In Texas, if proper presentment of a claim is made pursuant to Section 38.001 of the Texas Civil Practice and Remedies Code, a party that sues another for breach of an oral or written contract is entitled to recover, in addition to the amount of the underlying contract claim, its reasonable attorney's fees. This statute also extends the ability to recover attorney's fees to claims for services rendered, labor performed, and material furnished, among others.

In the past, a company sued for breach of contract was "on its own." In other words, the company was responsible for paying any settlement, judgment, and/or attorney's fees incurred in defending the action. The fact of the matter is that traditional commercial general liability policies do not cover insureds for claims for breach of contract. However, it appears that a new line of coverage is being offered by at least one insurance carrier that would offer insurance coverage "that pays for attorneys' fees if the covered party loses at trial or summary judgment." I understand that it was initially rolled out in California, and is now expected to be written in several other states, including Texas.

In commercial/contract disputes, attorney's fees can often far exceed the amount of the underlying amount in controversy, and it is not uncommon for an attorney representing a plaintiff in a commercial dispute to threaten to "run up" the attorney's fees in an effort to squeeze the defendant business into settling an otherwise tenuous lawsuit to avoid the uncertainty of potentially facing a considerably larger verdict following a trial on the merits.

The ability of a business to have insurance coverage for "loser pays" attorney's fees would offset the settlement negotiation leverage mentioned above because it would eliminate uncertainty. With this coverage, a business owner who is sued for breach of contract would be able to assess the company's risk based solely on the amount of the contract damages and not based on the uncertainty of what amount a jury might award for attorney's fees following a trial on the merits.
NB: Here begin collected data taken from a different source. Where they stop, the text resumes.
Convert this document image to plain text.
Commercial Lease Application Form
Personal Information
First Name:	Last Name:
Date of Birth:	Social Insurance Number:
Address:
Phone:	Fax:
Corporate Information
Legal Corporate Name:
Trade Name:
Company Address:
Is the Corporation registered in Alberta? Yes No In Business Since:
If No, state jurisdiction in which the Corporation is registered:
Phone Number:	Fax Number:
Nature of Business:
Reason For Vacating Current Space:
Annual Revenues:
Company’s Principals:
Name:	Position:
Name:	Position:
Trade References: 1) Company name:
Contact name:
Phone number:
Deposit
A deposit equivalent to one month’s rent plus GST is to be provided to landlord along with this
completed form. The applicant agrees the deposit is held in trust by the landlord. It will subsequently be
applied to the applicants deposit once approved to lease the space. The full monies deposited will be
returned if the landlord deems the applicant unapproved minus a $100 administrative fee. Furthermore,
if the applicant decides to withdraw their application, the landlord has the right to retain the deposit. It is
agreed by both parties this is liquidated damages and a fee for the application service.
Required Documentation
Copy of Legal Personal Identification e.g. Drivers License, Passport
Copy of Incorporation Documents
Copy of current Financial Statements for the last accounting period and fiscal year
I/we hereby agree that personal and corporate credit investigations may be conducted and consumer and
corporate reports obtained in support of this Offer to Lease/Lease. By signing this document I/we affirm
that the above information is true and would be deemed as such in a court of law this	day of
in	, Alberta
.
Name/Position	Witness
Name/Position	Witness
I have been unable to date to obtain an actual insurance policy containing this new line of coverage, but I suspect that the underwriting guidelines are strict with coverage being limited to established businesses that have been involved in a limited number of lawsuits involving contract claims. Moreover, I suspect that even with breach of contract coverage, substantial litigation will ensue regarding whether the insured knew or should have known of the potential that it would either need to sue for breach of contract or would be sued for breach of contract when the policy application was completed.